Ik ben in de war. Heel erg in de war. Waarom? Omdat er een kilometer of 7000 verderop mensen zich letterlijk verdringen om hangend aan een opstijgend vliegtuig een poging doen te ontsnappen aan het monsterlijke regime van de extremistische Taliban. Liever doodvallen in een laatste ultieme poging je leven te redden dan blijven leven onder een misdadige, religieuze bende. U en ik hebben geen enkel idee hoe ver je dan bent. Prins Bernhard ook niet. Die heeft zo zijn eigen sores. Hij zou namelijk wel een leuk bandje willen hebben op zijn circuit als er wat vriendjes komen racen volgende week. Hij heeft er alleen geen geld voor. De arme stakker. Hij is zo platzak dat hij een band vroeg die al anderhalf jaar zonder werk zit om gratis te komen optreden. Incluis entourage dus ook de lichttechnicus moest gratis komen opdraven. De lichttechnicus die geen huis kan kopen omdat ie al anderhalf jaar zonder werk zit. Misschien heeft Bernhard nog een pandje in ruil voor een optredentje?

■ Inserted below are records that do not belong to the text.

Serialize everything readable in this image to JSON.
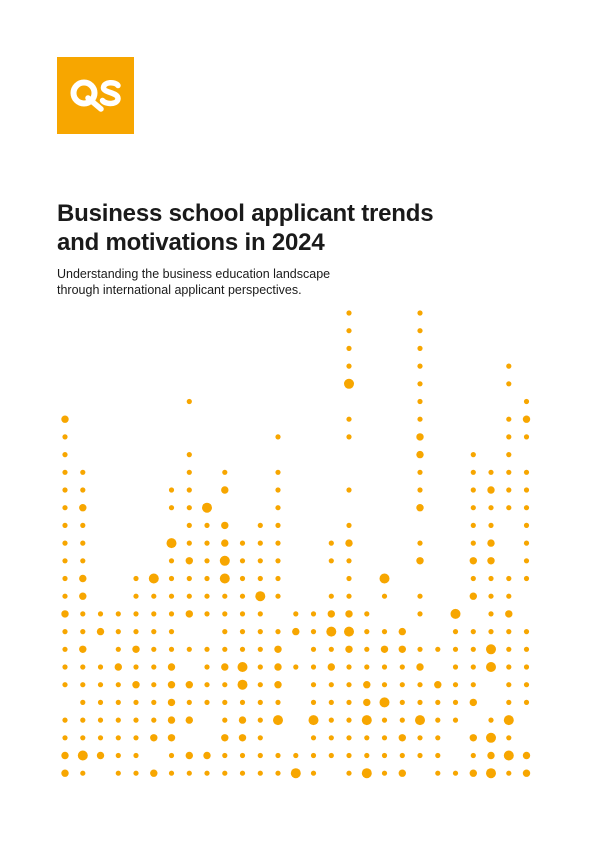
{
  "brand": {
    "logo_text": "QS",
    "accent_color": "#f7a600"
  },
  "cover": {
    "title_line1": "Business school applicant trends",
    "title_line2": "and motivations in 2024",
    "subtitle_line1": "Understanding the business education landscape",
    "subtitle_line2": "through international applicant perspectives."
  }
}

Ik ben echt compleet in de war. Ik zag honderden, zo niet duizenden, supporters hossen en springen in een voetbalstadion. Niet veel later las ik dat ons geliefde Blije Bietjes festival niet door kon gaan. De maatregelen zijn te onzeker en onduidelijk en ik snap de organisatie compleet. Het is natuurlijk ook een enorm risico, die paar honderd mensen met gezond verstand in de buitenlucht die genieten van mooi weer, een goed glas wijn en een culinair hoogstandje. Een veel groter risico dan hossen bij een potje voetbal. Zeker.

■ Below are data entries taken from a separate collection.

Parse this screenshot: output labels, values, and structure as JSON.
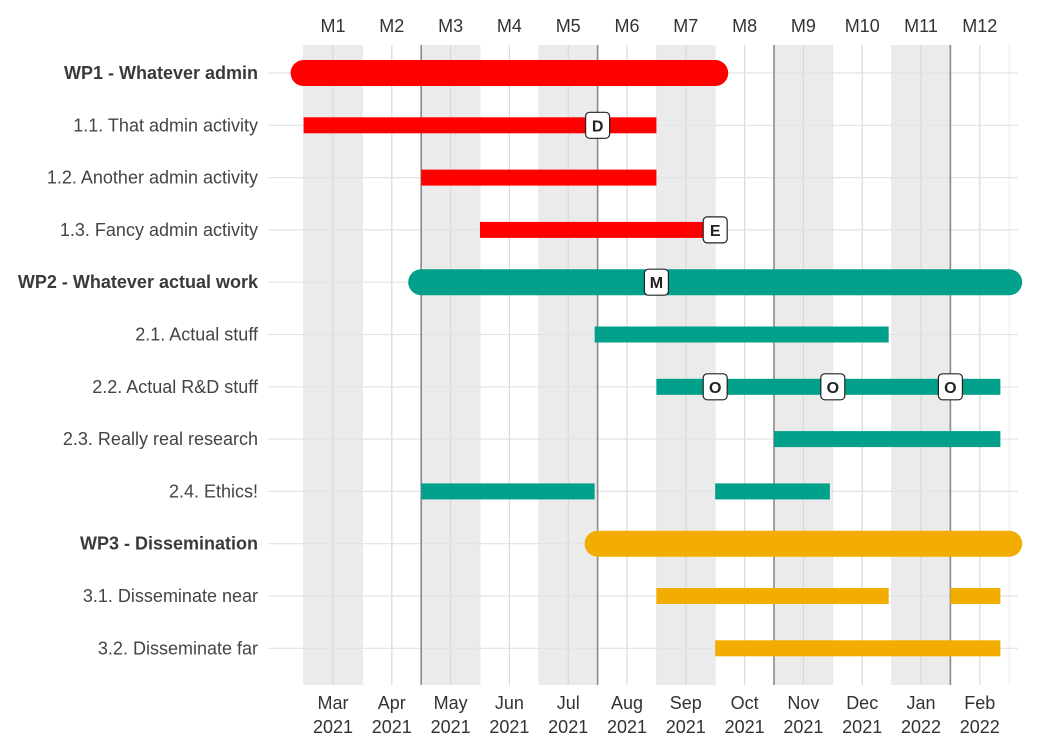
{
  "chart_data": {
    "type": "gantt",
    "title": "",
    "periods_top": [
      "M1",
      "M2",
      "M3",
      "M4",
      "M5",
      "M6",
      "M7",
      "M8",
      "M9",
      "M10",
      "M11",
      "M12"
    ],
    "periods_bottom": [
      {
        "month": "Mar",
        "year": "2021"
      },
      {
        "month": "Apr",
        "year": "2021"
      },
      {
        "month": "May",
        "year": "2021"
      },
      {
        "month": "Jun",
        "year": "2021"
      },
      {
        "month": "Jul",
        "year": "2021"
      },
      {
        "month": "Aug",
        "year": "2021"
      },
      {
        "month": "Sep",
        "year": "2021"
      },
      {
        "month": "Oct",
        "year": "2021"
      },
      {
        "month": "Nov",
        "year": "2021"
      },
      {
        "month": "Dec",
        "year": "2021"
      },
      {
        "month": "Jan",
        "year": "2022"
      },
      {
        "month": "Feb",
        "year": "2022"
      }
    ],
    "colors": {
      "WP1": "#ff0000",
      "WP2": "#00a08a",
      "WP3": "#f2ad00"
    },
    "shaded_months": [
      1,
      3,
      5,
      7,
      9,
      11
    ],
    "quarter_lines_after_month": [
      2,
      5,
      8,
      11
    ],
    "rows": [
      {
        "label": "WP1 - Whatever admin",
        "wp": "WP1",
        "is_wp": true,
        "start": 1,
        "end": 8.0
      },
      {
        "label": "1.1. That admin activity",
        "wp": "WP1",
        "is_wp": false,
        "start": 1,
        "end": 7.0
      },
      {
        "label": "1.2. Another admin activity",
        "wp": "WP1",
        "is_wp": false,
        "start": 3,
        "end": 7.0
      },
      {
        "label": "1.3. Fancy admin activity",
        "wp": "WP1",
        "is_wp": false,
        "start": 4,
        "end": 7.95
      },
      {
        "label": "WP2 - Whatever actual work",
        "wp": "WP2",
        "is_wp": true,
        "start": 3,
        "end": 13.0
      },
      {
        "label": "2.1. Actual stuff",
        "wp": "WP2",
        "is_wp": false,
        "start": 5.95,
        "end": 10.95
      },
      {
        "label": "2.2. Actual R&D stuff",
        "wp": "WP2",
        "is_wp": false,
        "start": 7,
        "end": 12.85
      },
      {
        "label": "2.3. Really real research",
        "wp": "WP2",
        "is_wp": false,
        "start": 9,
        "end": 12.85
      },
      {
        "label": "2.4. Ethics!",
        "wp": "WP2",
        "is_wp": false,
        "segments": [
          [
            3,
            5.95
          ],
          [
            8,
            9.95
          ]
        ]
      },
      {
        "label": "WP3 - Dissemination",
        "wp": "WP3",
        "is_wp": true,
        "start": 6,
        "end": 13.0
      },
      {
        "label": "3.1. Disseminate near",
        "wp": "WP3",
        "is_wp": false,
        "segments": [
          [
            7,
            10.95
          ],
          [
            12,
            12.85
          ]
        ]
      },
      {
        "label": "3.2. Disseminate far",
        "wp": "WP3",
        "is_wp": false,
        "start": 8,
        "end": 12.85
      }
    ],
    "milestones": [
      {
        "row": 1,
        "x": 5.5,
        "label": "D"
      },
      {
        "row": 3,
        "x": 7.5,
        "label": "E"
      },
      {
        "row": 4,
        "x": 6.5,
        "label": "M"
      },
      {
        "row": 6,
        "x": 7.5,
        "label": "O"
      },
      {
        "row": 6,
        "x": 9.5,
        "label": "O"
      },
      {
        "row": 6,
        "x": 11.5,
        "label": "O"
      }
    ]
  }
}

Ik ben echt kansloos in de war. De wereld is gek geworden. Diezelfde mensen die hangend aan een vliegtuig hun leven proberen te redden wordt in de Harskamp, hier vlakbij, een enkeltje Auschwitz toegewenst. Buiten een compleet gebrek aan opvoeding wordt men dus ook niet gehinderd door enig historisch besef. Zou ik dan blij zijn met 800 Afghanen in mijn achtertuin? Nee. Maar dat hoeft ook niet. Als je mensen moet helpen die proberen te ontsnappen aan een cultuur waarin vrouwen worden doodgeslagen omdat ze hun dochters thuis lesgeven, dan is dat je humane plicht. Anders zijn we geen haar beter.
Ik was in de war toen de telefoon ging vanochtend. Het was Sigrid. Ze had mijn nummer gekregen van Mark en Hugo. Ze was boos omdat ze een beetje laat was begonnen met evacueren en nu wilden de haatbaarden van de Taliban haar niet meer tijd geven. Ik vroeg haar of ze al had geprobeerd om te dreigen wat protestanten uit de Harskamp die kant op te sturen. Toen ze zei dat dat best een goed idee was en ze vervolgens ophing, was ik opgelucht. Ik ben duidelijk niet de enige die keihard in de war is. Het is vrijdag, zoals elke week knuffel ik mijn dochter suf: de enige remedie tegen verwardheid.